A moving coil galvanometer allows a full scale current of${{10}^{-4}}A$. A series resistance of $2M\Omega $ is required to convert the above galvanometer into a voltmeter of range 0-5V. Therefore the value of shunt resistance required to convert the above galvanometer into an ammeter of range 0-10mA is:
A. $40\Omega $
B. $100\Omega $
C. $10\Omega $
D. $500\Omega $

Answer 1

Hint: You may recall that a galvanometer can be converted into voltmeter and ammeter by connecting a high and shunt resistance in series and parallel with the galvanometer respectively. Here, we have two cases. In the first case we have the conversion into voltmeter from which we could find the resistance of the galvanometer. This value can be used in the second case to find the shunt resistance used there.

Formula used:
Ohm’s law,
$V=I\left( R+G \right)$

Complete step-by-step answer:
In the question, we are given a galvanometer that shows full scale deflection when a current of${{10}^{-4}}A$passes through it. A series resistance of magnitude $2M\Omega $ is connected to the galvanometer so as to convert it into a voltmeter that has a range of 0-5V. We are supposed to find the value of shunt that is required to convert the galvanometer into voltmeter of range 0-10mA.
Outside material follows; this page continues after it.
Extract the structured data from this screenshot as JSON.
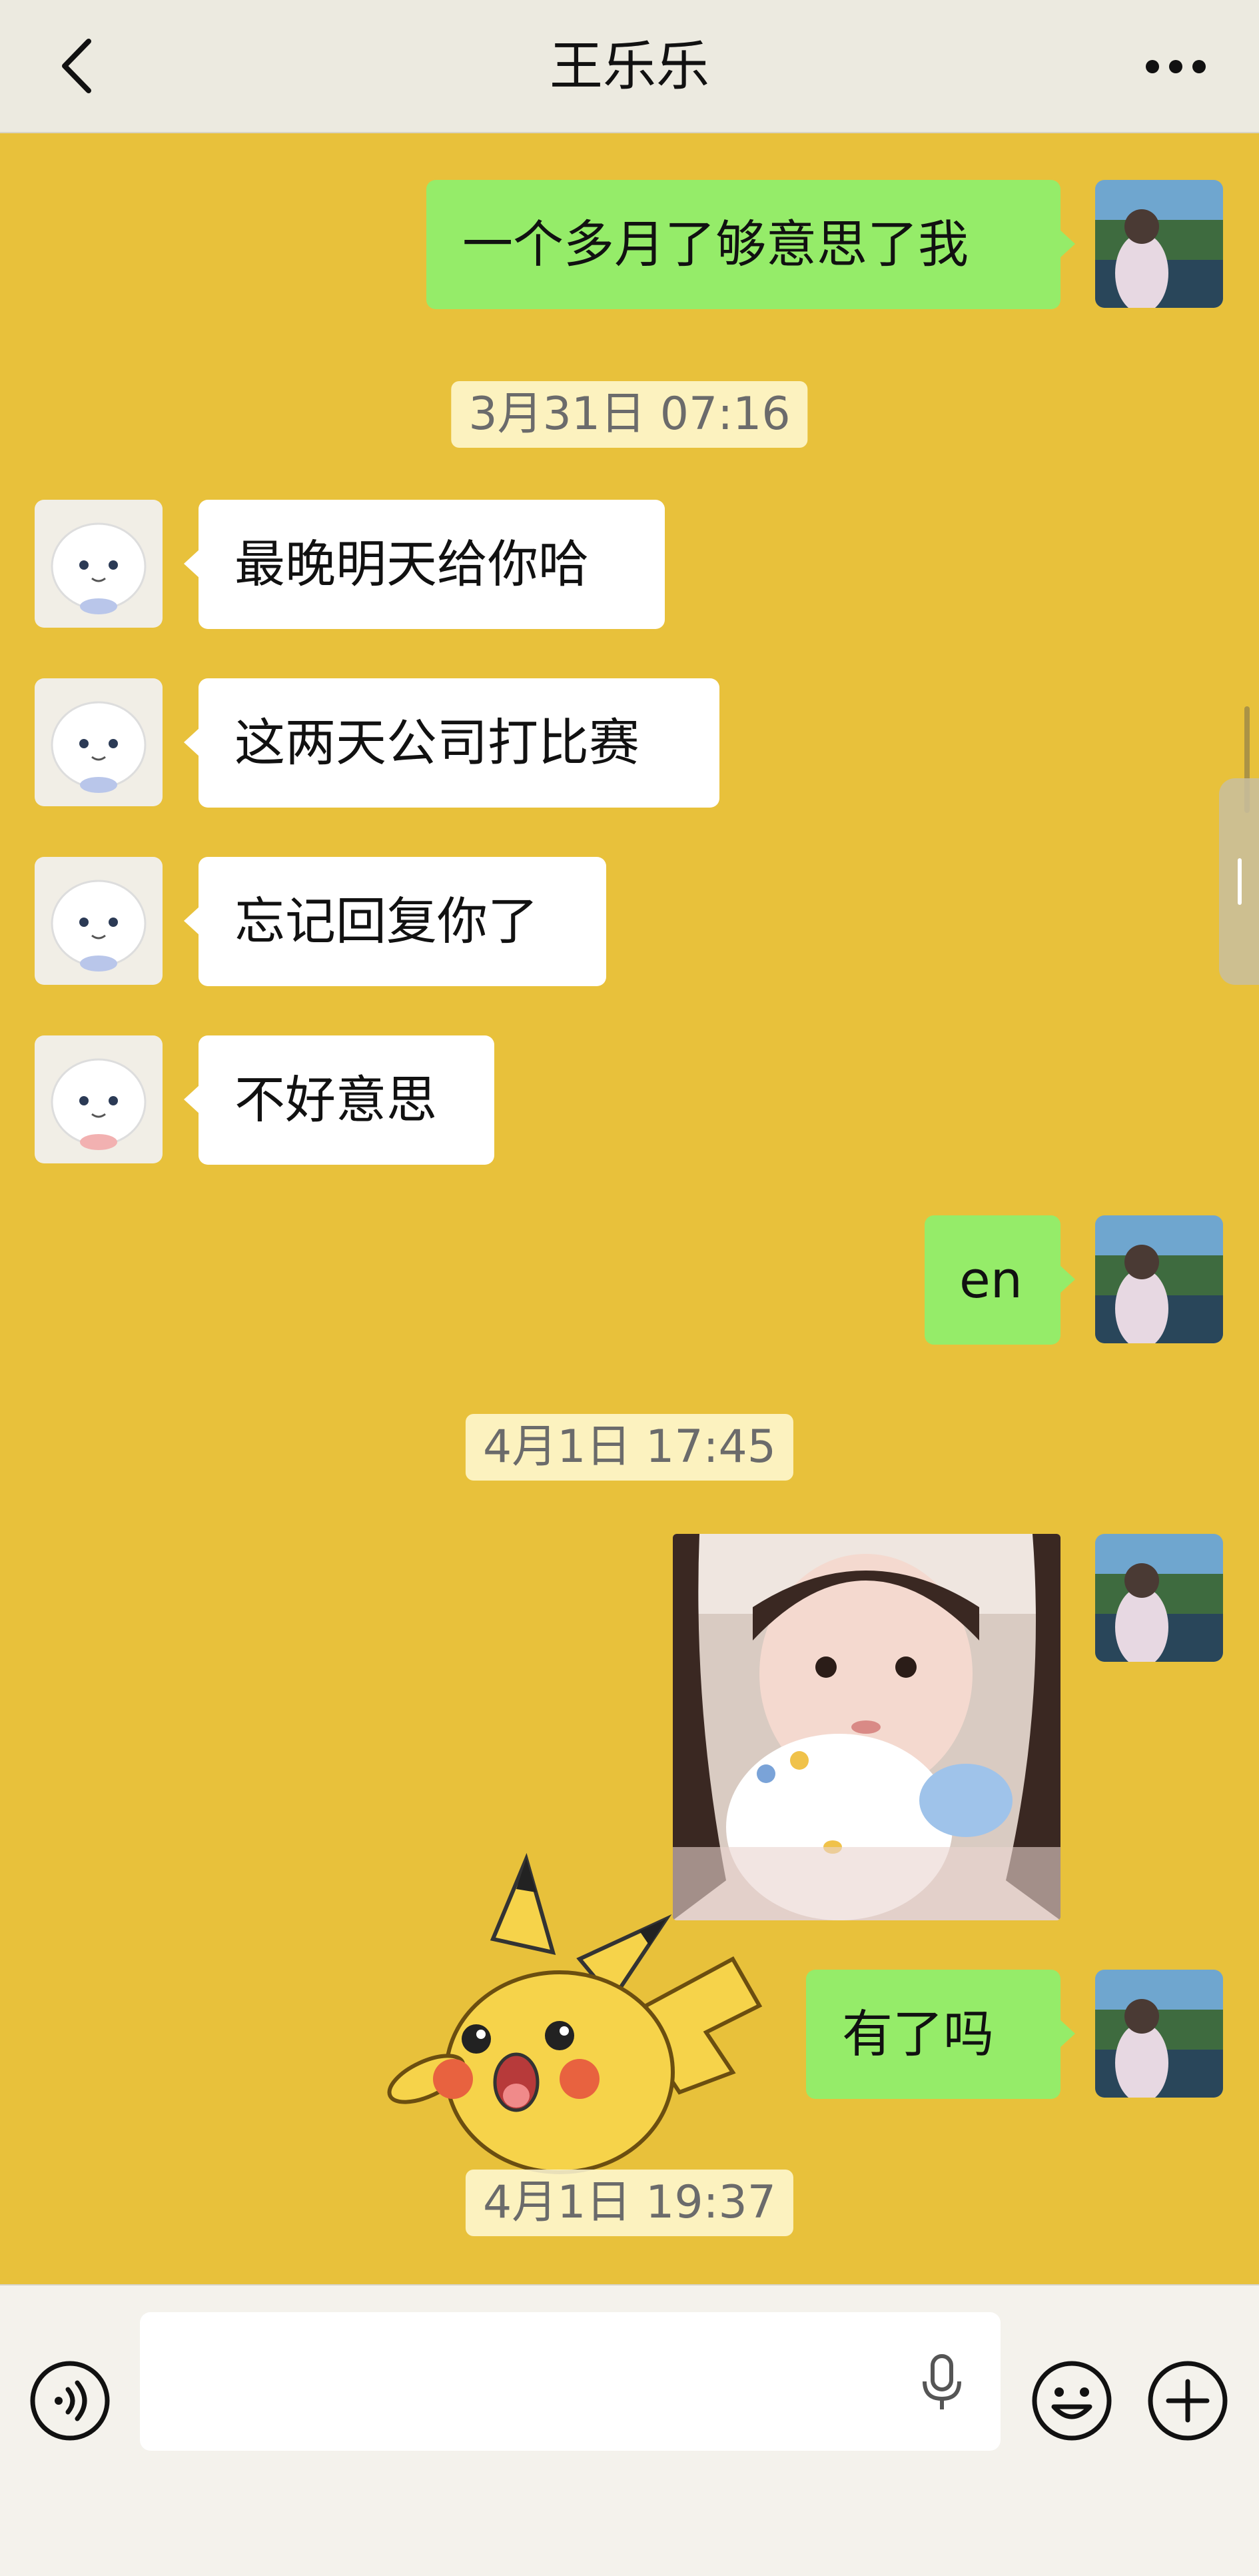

Let us recall that, for converting a galvanometer into voltmeter the shunt resistance is connected in series with the galvanometer. So the effective resistance in the circuit could be given by,
${{R}_{eff}}=G+S$
$\Rightarrow {{R}_{eff}}=\left( 2\times {{10}^{6}}+G \right)\Omega $
Now, on applying Ohm’s law we will get,
$V=I\left( R+G \right)$
$\Rightarrow 5={{10}^{-4}}\left( 2\times {{10}^{6}}+G \right)$
$\Rightarrow G=\left( 0.05-2 \right)\times {{10}^{6}}\Omega $
$\therefore G\Rightarrow -ve$
As the resistance of the given galvanometer cannot be a negative value, hence, the given condition is impossible.

Note: You shouldn’t try and by-heart the formulae for shunt resistance used for the conversion of galvanometer. All you have to remember is that the shunt is connected in parallel and series with the galvanometer to convert it into ammeter and voltmeter and then you could substitute the effective resistance in ohm's law and thus you could derive the formula from there.